Logitech ha presentato il Mobi Fold, un mouse pieghevole da 80 dollari che promette di caricarsi in sessanta secondi per offrire ventidue ore di utilizzo. Il dispositivo sta in una tasca e cerca di competere nel mercato delle periferiche portatili. Tuttavia, il prezzo fa alzare le sopracciglia quando un mouse base costa dieci dollari. La promessa di ricarica ultraveloce suona bene, ma nasconde condizioni che l'acquirente deve conoscere prima di tirare fuori il portafoglio.
Le clausole della ricarica express e dell'autonomia promessa 🧐
Il trucco del minuto di ricarica richiede un caricabatterie USB-C PD ad alta potenza, che non è incluso nella confezione. Senza quell'adattatore, il tempo si allunga alla normalità.
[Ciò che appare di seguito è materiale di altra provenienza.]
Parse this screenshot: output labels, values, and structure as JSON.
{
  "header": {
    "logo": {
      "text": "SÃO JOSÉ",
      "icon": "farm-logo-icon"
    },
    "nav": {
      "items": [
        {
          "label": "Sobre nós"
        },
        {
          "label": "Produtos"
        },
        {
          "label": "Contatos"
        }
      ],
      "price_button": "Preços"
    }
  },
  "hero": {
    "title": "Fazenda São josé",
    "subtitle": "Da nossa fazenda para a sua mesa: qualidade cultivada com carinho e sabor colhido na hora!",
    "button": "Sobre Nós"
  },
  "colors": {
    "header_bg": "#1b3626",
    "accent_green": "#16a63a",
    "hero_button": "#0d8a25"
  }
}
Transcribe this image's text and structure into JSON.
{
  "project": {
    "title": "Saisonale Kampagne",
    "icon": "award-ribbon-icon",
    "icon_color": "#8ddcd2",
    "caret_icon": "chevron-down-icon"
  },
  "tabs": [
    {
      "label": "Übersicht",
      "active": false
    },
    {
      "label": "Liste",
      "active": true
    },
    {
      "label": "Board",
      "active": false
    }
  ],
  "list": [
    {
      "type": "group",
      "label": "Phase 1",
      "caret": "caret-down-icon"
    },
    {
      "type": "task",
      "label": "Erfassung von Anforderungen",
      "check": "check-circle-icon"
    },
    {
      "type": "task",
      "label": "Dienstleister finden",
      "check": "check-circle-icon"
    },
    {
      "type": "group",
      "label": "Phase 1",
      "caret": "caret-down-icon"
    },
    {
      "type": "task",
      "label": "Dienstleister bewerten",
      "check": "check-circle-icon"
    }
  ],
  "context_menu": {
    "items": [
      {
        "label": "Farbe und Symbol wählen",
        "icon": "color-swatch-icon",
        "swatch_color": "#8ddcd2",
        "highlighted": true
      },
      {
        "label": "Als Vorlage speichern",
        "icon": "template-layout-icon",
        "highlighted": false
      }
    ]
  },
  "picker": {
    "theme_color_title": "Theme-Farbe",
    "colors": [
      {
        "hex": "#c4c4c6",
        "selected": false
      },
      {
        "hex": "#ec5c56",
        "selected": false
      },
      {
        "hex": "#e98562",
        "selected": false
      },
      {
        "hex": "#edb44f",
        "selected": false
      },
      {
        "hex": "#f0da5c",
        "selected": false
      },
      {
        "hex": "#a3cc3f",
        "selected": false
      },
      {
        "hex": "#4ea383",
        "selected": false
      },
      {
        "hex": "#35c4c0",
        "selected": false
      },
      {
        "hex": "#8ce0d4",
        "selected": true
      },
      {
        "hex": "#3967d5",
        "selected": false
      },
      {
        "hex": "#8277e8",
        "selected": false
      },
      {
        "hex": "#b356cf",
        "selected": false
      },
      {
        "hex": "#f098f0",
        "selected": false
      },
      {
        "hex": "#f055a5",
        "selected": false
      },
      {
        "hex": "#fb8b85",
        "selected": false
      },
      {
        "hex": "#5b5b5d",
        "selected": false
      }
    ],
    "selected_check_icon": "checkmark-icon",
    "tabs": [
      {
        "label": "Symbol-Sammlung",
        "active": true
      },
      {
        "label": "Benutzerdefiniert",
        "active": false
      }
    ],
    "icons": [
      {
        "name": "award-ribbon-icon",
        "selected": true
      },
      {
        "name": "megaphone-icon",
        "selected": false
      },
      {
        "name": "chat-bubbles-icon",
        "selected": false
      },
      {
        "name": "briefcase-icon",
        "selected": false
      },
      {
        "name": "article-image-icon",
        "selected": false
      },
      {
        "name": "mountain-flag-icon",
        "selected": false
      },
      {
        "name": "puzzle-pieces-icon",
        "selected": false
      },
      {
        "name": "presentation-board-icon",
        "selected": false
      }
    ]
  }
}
Le ventidue ore di utilizzo sono misurate in condizioni di laboratorio: con il sensore a basse prestazioni, senza connettività Bluetooth attiva costante e in ambienti a temperatura controllata. Nell'uso reale, con un mouse che deve essere piegato e aperto ogni volta, la batteria si riduce a circa dodici o quattordici ore. La tecnologia di piegatura è ingegnosa, ma il prezzo non riflette il costo dei componenti, bensì il margine di design.
Ottanta euro per un mouse che non viene con il caricabatterie 💸
Il Mobi Fold è il cugino ricco della famiglia dei mouse: costa otto volte più di uno normale, ma non include nemmeno il caricabatterie per sfruttare la sua unica attrattiva. È come comprare un'auto elettrica e scoprire che la presa rapida si vende separatamente. Il cittadino medio che lo acquisterà si ritroverà con una bella scocca che si piega, e poi passerà più tempo a cercare il caricabatterie giusto che a usare le ventidue ore di batteria. Alla fine, paghi per il lusso di dire che hai un mouse che sta nella tasca dei pantaloni, non per una rivoluzione tecnologica.